Nor does it require much reflection to assure us that if we were each faithful to what is known to be right and true, in all our thoughts and actions, and in all our intercourse with the world,—if we were each and all thus faithful, and could really sacrifice prejudice, and passion, and interest, to that law of duty, then a large portion of the evil and misery of life would be at once destroyed. So true it is, that the great, and perhaps only, evil of this world is Sin, and that Sin is the barrier which separates man from God, and makes him feel that he is no true child of the Father in heaven.

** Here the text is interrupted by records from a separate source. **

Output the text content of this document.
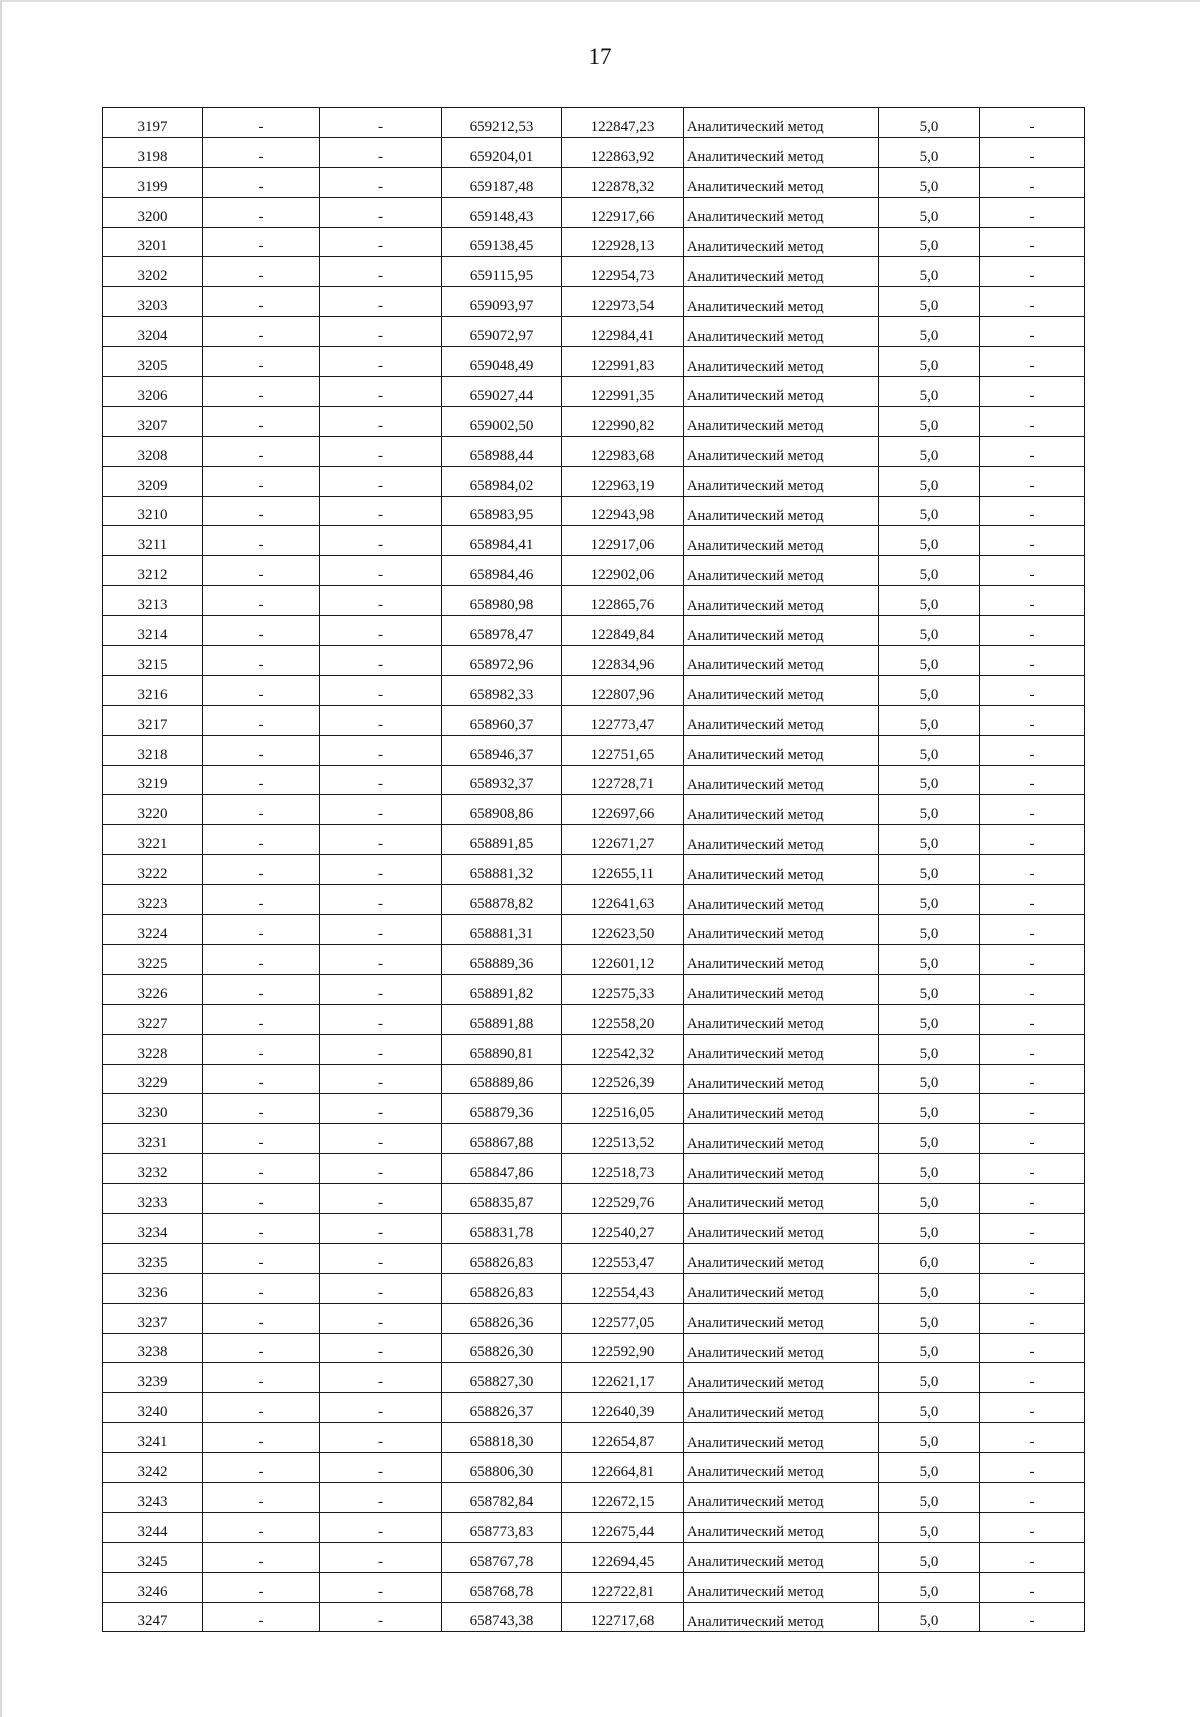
17
3197	-	-	659212,53	122847,23	Аналитический метод	5,0	-
3198	-	-	659204,01	122863,92	Аналитический метод	5,0	-
3199	-	-	659187,48	122878,32	Аналитический метод	5,0	-
3200	-	-	659148,43	122917,66	Аналитический метод	5,0	-
3201	-	-	659138,45	122928,13	Аналитический метод	5,0	-
3202	-	-	659115,95	122954,73	Аналитический метод	5,0	-
3203	-	-	659093,97	122973,54	Аналитический метод	5,0	-
3204	-	-	659072,97	122984,41	Аналитический метод	5,0	-
3205	-	-	659048,49	122991,83	Аналитический метод	5,0	-
3206	-	-	659027,44	122991,35	Аналитический метод	5,0	-
3207	-	-	659002,50	122990,82	Аналитический метод	5,0	-
3208	-	-	658988,44	122983,68	Аналитический метод	5,0	-
3209	-	-	658984,02	122963,19	Аналитический метод	5,0	-
3210	-	-	658983,95	122943,98	Аналитический метод	5,0	-
3211	-	-	658984,41	122917,06	Аналитический метод	5,0	-
3212	-	-	658984,46	122902,06	Аналитический метод	5,0	-
3213	-	-	658980,98	122865,76	Аналитический метод	5,0	-
3214	-	-	658978,47	122849,84	Аналитический метод	5,0	-
3215	-	-	658972,96	122834,96	Аналитический метод	5,0	-
3216	-	-	658982,33	122807,96	Аналитический метод	5,0	-
3217	-	-	658960,37	122773,47	Аналитический метод	5,0	-
3218	-	-	658946,37	122751,65	Аналитический метод	5,0	-
3219	-	-	658932,37	122728,71	Аналитический метод	5,0	-
3220	-	-	658908,86	122697,66	Аналитический метод	5,0	-
3221	-	-	658891,85	122671,27	Аналитический метод	5,0	-
3222	-	-	658881,32	122655,11	Аналитический метод	5,0	-
3223	-	-	658878,82	122641,63	Аналитический метод	5,0	-
3224	-	-	658881,31	122623,50	Аналитический метод	5,0	-
3225	-	-	658889,36	122601,12	Аналитический метод	5,0	-
3226	-	-	658891,82	122575,33	Аналитический метод	5,0	-
3227	-	-	658891,88	122558,20	Аналитический метод	5,0	-
3228	-	-	658890,81	122542,32	Аналитический метод	5,0	-
3229	-	-	658889,86	122526,39	Аналитический метод	5,0	-
3230	-	-	658879,36	122516,05	Аналитический метод	5,0	-
3231	-	-	658867,88	122513,52	Аналитический метод	5,0	-
3232	-	-	658847,86	122518,73	Аналитический метод	5,0	-
3233	-	-	658835,87	122529,76	Аналитический метод	5,0	-
3234	-	-	658831,78	122540,27	Аналитический метод	5,0	-
3235	-	-	658826,83	122553,47	Аналитический метод	б,0	-
3236	-	-	658826,83	122554,43	Аналитический метод	5,0	-
3237	-	-	658826,36	122577,05	Аналитический метод	5,0	-
3238	-	-	658826,30	122592,90	Аналитический метод	5,0	-
3239	-	-	658827,30	122621,17	Аналитический метод	5,0	-
3240	-	-	658826,37	122640,39	Аналитический метод	5,0	-
3241	-	-	658818,30	122654,87	Аналитический метод	5,0	-
3242	-	-	658806,30	122664,81	Аналитический метод	5,0	-
3243	-	-	658782,84	122672,15	Аналитический метод	5,0	-
3244	-	-	658773,83	122675,44	Аналитический метод	5,0	-
3245	-	-	658767,78	122694,45	Аналитический метод	5,0	-
3246	-	-	658768,78	122722,81	Аналитический метод	5,0	-
3247	-	-	658743,38	122717,68	Аналитический метод	5,0	-
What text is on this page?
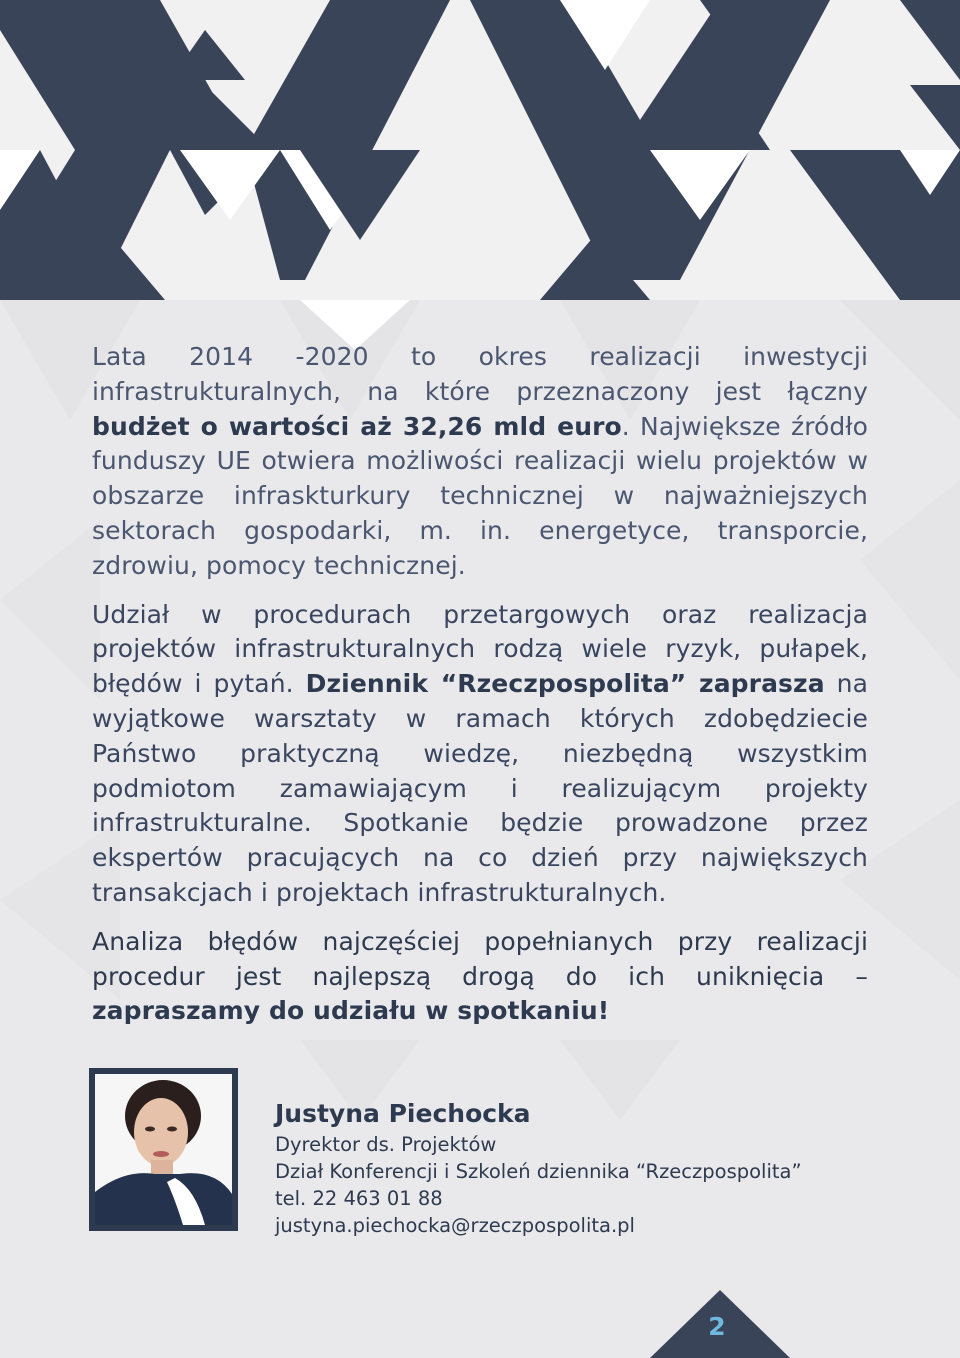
Lata 2014 -2020 to okres realizacji inwestycji infrastrukturalnych, na które przeznaczony jest łączny budżet o wartości aż 32,26 mld euro. Największe źródło funduszy UE otwiera możliwości realizacji wielu projektów w obszarze infraskturkury technicznej w najważniejszych sektorach gospodarki, m. in. energetyce, transporcie, zdrowiu, pomocy technicznej.

Udział w procedurach przetargowych oraz realizacja projektów infrastrukturalnych rodzą wiele ryzyk, pułapek, błędów i pytań. Dziennik “Rzeczpospolita” zaprasza na wyjątkowe warsztaty w ramach których zdobędziecie Państwo praktyczną wiedzę, niezbędną wszystkim podmiotom zamawiającym i realizującym projekty infrastrukturalne. Spotkanie będzie prowadzone przez ekspertów pracujących na co dzień przy największych transakcjach i projektach infrastrukturalnych.

Analiza błędów najczęściej popełnianych przy realizacji procedur jest najlepszą drogą do ich uniknięcia – zapraszamy do udziału w spotkaniu!

Justyna Piechocka
Dyrektor ds. Projektów
Dział Konferencji i Szkoleń dziennika “Rzeczpospolita”
tel. 22 463 01 88
justyna.piechocka@rzeczpospolita.pl
2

Were this removed, by the entire submission of man's will to God's, then would the evils and the sorrows of this life, so far as they might still oppress us, be felt to be no harsh and arbitrary infliction of an unfeeling or unthoughtful Ruler, administering the government of the world without any care for the well-being of his subject creatures ; nor any blind operation of material laws, affecting the evil and the good alike; but rather the wise and merciful dispensations of a Fatherly Providence, designed to create in us trust, and energy, and moral sensibility, and thus to train us, by the only true discipline of trial and endurance, for the more exalted service of another state of being. If we do not yet feel the great purpose of our life, and its

various scenes of good and ill, to be such as this, that should warn us in our secret hearts that we have not yet fully bent ourselves to God's will; that we do not yet seek, before all things, to do God's will; and that we, consequently, have not realized the purpose and the wish of Christ, to make us children of our Father which is in heaven.